2011 Ford Fiesta - Starter relay blown twice in 2 days?


#1

Our 2011 Fiesta wouldn’t start, key in the ignition and all the interior lights would come up on dash and interior. Friend of mine said, “sounds like a relay”, came over and he swapped the low beam relay to the starter relay (said they where the same), car started just fine.

We put the bad relay in the glovebox, and planned to run to the auto store today. Except today it won’t start in the exact same way it wouldn’t start yesterday.

Do i have 2 bad relay’s in 2 days? Or as i suspect is this is a sign of a bigger issue?


#2

I would guess a short somewhere in the ignition circuit is causing the relay to blow.

Short in the starter solenoid, or in the ignition switch when in the “Start” position.

Yosemite


#3

I agree. A bad starter (pulling too many amps) can also blow the relay.


#4

Thanks for the replies, I think i’m gonna take it down the the mechanic and have them troubleshoot at this point.


#5

Troubleshooting now, yes. You don’t know if the starter relay is bad. More often, the contacts in the starter solenoid are worn/pitted/oxidized (but this seems unusual for a car so new.) If so, they can be replaced, or cleaned up, so the plunger makes firm contact with two contacts.

But first: are you sure the battery and its connections are OK?


#6

I suspect the relay diagnosis is incorrect and the fact that the engine started was purely coincidental.

Relays for low current applications seldom fail. Next time it won’t start I would suggest shifting into neutral and trying to start it.
Maybe the range selector switch is acting up and that’s a far more likely possibility than a relay.

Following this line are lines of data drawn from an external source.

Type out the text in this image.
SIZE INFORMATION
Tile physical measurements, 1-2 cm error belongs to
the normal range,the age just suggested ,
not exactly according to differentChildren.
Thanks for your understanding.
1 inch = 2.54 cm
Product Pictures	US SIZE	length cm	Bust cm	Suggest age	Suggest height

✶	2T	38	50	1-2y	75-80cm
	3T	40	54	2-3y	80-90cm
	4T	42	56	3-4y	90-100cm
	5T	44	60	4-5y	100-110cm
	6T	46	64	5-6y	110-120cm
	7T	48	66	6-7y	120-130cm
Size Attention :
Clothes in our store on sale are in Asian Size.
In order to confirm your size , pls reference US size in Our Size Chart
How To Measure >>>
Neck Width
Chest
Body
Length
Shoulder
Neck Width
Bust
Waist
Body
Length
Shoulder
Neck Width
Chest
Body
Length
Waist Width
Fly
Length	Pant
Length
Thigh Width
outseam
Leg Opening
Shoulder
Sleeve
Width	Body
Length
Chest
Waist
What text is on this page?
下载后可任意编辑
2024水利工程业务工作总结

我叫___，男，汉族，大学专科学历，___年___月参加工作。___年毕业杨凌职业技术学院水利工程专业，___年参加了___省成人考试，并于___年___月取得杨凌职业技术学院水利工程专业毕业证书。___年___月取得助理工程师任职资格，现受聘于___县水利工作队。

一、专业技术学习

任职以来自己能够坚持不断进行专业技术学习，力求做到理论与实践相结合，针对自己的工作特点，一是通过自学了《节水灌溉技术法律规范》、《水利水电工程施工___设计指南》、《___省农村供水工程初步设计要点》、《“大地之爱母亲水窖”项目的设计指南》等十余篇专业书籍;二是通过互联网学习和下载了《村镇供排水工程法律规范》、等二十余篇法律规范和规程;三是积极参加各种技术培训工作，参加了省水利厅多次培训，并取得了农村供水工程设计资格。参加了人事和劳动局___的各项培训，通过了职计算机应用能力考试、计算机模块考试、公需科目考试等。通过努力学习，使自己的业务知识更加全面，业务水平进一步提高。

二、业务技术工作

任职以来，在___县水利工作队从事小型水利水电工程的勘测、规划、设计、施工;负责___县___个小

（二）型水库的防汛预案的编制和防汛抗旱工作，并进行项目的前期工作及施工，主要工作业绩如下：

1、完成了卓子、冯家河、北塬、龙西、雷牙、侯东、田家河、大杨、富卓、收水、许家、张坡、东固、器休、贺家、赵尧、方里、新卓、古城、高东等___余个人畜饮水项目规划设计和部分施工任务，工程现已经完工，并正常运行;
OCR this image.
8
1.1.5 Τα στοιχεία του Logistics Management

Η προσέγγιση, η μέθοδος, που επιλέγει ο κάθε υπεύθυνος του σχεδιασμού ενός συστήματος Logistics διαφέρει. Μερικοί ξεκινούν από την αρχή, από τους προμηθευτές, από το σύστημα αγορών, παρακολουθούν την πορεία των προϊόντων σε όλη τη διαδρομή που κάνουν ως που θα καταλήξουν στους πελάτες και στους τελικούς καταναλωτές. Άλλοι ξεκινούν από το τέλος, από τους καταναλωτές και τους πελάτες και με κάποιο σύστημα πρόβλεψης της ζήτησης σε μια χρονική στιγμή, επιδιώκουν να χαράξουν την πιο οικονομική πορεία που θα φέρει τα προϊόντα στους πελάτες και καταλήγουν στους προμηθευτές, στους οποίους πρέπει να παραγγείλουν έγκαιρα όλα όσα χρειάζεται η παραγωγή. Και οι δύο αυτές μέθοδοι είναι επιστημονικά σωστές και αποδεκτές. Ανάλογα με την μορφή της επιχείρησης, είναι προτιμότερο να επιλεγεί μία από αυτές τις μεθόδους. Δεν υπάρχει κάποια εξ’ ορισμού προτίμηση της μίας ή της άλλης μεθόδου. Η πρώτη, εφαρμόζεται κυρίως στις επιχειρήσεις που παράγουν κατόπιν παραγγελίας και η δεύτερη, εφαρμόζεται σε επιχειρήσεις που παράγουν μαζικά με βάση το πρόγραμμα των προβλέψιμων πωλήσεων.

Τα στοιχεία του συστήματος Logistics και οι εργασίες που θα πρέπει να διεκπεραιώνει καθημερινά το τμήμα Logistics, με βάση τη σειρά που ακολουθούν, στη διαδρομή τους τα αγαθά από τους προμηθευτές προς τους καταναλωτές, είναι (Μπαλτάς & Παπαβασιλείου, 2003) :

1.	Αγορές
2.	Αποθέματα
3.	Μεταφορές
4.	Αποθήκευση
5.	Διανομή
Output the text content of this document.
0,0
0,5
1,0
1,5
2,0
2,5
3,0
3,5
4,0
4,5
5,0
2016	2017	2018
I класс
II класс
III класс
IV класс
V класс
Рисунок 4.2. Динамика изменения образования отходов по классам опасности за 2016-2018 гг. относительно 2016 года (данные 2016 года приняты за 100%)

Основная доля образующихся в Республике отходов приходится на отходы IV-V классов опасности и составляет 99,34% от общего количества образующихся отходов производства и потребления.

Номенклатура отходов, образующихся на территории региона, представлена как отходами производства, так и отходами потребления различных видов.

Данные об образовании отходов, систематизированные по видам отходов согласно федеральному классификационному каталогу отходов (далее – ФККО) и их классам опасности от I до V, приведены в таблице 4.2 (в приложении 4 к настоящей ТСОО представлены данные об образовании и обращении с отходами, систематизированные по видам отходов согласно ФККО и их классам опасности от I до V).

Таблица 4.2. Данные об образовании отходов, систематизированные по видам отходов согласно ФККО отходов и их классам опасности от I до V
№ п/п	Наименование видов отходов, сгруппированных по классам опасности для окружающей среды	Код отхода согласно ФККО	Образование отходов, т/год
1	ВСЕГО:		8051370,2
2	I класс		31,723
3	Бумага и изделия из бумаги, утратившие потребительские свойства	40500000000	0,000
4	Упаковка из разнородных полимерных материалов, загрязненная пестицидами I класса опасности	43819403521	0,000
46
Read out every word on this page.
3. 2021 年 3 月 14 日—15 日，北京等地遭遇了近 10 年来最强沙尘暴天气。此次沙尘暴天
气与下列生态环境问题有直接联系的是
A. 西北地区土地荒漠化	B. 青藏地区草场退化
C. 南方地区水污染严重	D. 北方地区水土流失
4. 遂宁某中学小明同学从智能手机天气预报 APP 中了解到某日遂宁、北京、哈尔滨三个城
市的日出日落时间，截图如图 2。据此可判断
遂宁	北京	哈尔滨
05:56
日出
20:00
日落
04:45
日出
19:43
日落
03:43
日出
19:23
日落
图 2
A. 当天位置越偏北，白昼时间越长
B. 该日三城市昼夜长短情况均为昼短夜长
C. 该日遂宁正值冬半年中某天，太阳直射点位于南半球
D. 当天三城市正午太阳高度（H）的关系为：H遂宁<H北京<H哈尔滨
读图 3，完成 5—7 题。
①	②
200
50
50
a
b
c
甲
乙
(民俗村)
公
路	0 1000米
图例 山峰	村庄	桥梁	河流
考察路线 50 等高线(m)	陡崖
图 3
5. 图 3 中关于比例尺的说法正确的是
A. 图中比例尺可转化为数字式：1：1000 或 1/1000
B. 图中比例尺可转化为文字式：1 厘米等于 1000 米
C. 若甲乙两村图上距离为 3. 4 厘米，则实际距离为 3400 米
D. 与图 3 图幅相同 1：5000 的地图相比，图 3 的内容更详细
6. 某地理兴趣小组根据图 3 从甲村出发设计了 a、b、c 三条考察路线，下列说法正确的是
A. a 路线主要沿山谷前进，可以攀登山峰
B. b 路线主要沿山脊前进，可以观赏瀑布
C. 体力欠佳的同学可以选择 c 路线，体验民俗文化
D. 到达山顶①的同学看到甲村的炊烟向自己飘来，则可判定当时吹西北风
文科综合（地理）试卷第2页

I’m also assuming the complaint means there is no sound at all when the key is turned to the START position.


#7

Why not swap it back to the low beams and see if it still works? If it’s the relay again, perhaps the coil drive is on constantly…


#8

What you have most likely isn’t due to bad relays, it’s a misdiagnosis of the problem. It seems your vehicle uses some sort of starter relay, but there are other things involved in order to get the starter working. There is a starter solenoid and safety switch most likely involved also. The safety switch is the most common suspect for this kind of problem. If you have an automatic transmission try starting the engine in the ‘neutral’ position or move the shifter around in the park position while trying to start the engine to see if the safety switch contacts are just out of adjustment.


#9

From what I can see, the relay is a 5 pin device, and called the “starter inhibit relay”. There are a bevy of other 5 pin relays plugged into the same relay panel, so maybe it is possible to swap them around. Hard to say. If the relays being swapped are the exact same part number then it is probably ok.

It looks like that relay’s purpose is to prevent the engine from starting in situations where it shouldn’t, like if the automatic transmission is in gear, or if a manual, the clutch pedal hasn’t first been depressed. It’s a safety device in other words. The transmission control module (tcm) is what grounds the relay coil, to activate it. The posts above are correct, the more likely cause of this fails to crank problem is either something wrong with the signal from the tcm, or a problem with the starter motor itself.

My guess, swapping the starter-inhibit relay had no effect at all, just a coincidence that the engine started afterward. More likely either the tcm isn’t recognizing that the transmission is already in P or N (or the clutch is depressed), or that there’s a problem with the starter motor.

If I had this problem: First, I’d remove, clean, then re-tighten the battery terminals. That alone might fix it. If not, next, I’d measure the voltages directly at the starter motor, terminal to case, both the battery and start terminal, during attempted cranking. If both are above 10.5 volts and it won’t crank, the starter motor needs to be replaced. If one or both are below 10.5 volts, find out why.

Edit: On some cars with automatics the brake pedal is involved in the starting process too. If the switch that detects the brake pedal is pushed isn’t working, this can result. Also if there’s an anti-theft system that’s not working.